In the lecture, titled "Can a Broken System Produce Tomorrow's Leaders and Gender Balance?" Fluri and Abirafeh discussed the intersection of women's rights and education in Islamic culture.
Women's rights as defined in Islam are "a lot better" than the current state of women's rights in Afghanistan, according to Fluri, who also teaches courses in the women and gender studies department.
Since Islam is an integral part of Afghan culture, it can play a positive role in future women's rights movements, she said.
"Islam is such a respected part of everyday life [and] an important vehicle to support women's rights," she said.

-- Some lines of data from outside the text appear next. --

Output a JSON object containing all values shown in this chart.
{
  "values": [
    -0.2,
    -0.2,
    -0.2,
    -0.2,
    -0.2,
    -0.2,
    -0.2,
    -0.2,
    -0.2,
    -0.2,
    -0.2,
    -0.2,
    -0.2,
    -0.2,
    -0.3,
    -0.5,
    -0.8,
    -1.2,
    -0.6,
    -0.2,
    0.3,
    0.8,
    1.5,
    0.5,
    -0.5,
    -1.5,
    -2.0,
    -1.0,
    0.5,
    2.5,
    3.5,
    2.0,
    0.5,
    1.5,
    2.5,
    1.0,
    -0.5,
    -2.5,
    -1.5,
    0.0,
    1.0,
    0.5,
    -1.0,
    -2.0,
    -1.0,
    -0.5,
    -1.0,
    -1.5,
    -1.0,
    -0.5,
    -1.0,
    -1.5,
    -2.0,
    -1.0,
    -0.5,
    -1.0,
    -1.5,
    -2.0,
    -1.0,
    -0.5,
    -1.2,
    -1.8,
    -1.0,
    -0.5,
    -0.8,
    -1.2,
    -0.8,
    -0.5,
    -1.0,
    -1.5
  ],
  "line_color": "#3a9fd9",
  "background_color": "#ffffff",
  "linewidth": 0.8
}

Following the invasion of Afghanistan, the United States failed to understand the importance of the community over the individual in Afghan culture, Fluri said.
"Thinking about yourself and thinking about your own personal wants and desires does not really make sense to people in Afghanistan," she said.
The community-oriented culture puts the family at the center of social life and leaves women with a heavy domestic burden, making it difficult for them to pursue opportunities outside the home, according to Fluri.
"We need to think about how to provide education and economic opportunity while considering [a woman's] household burden," Fluri said.
The burqa, for example, has become a far too politicized issue in the west, Abirafeh and Fluri said, leading the burqa to be wrongly viewed by western nations as a "tool of oppression" used in Afghanistan.
"My sense is that Afghan women long for choice the choice to wear a veil, a burqa or nothing at all," Abirafeh said.
Fluri said that the burqa can have a positive practical application for women as it allows them to carry books and school supplies without getting harassed.
Young women carrying books are often the target of Taliban attacks.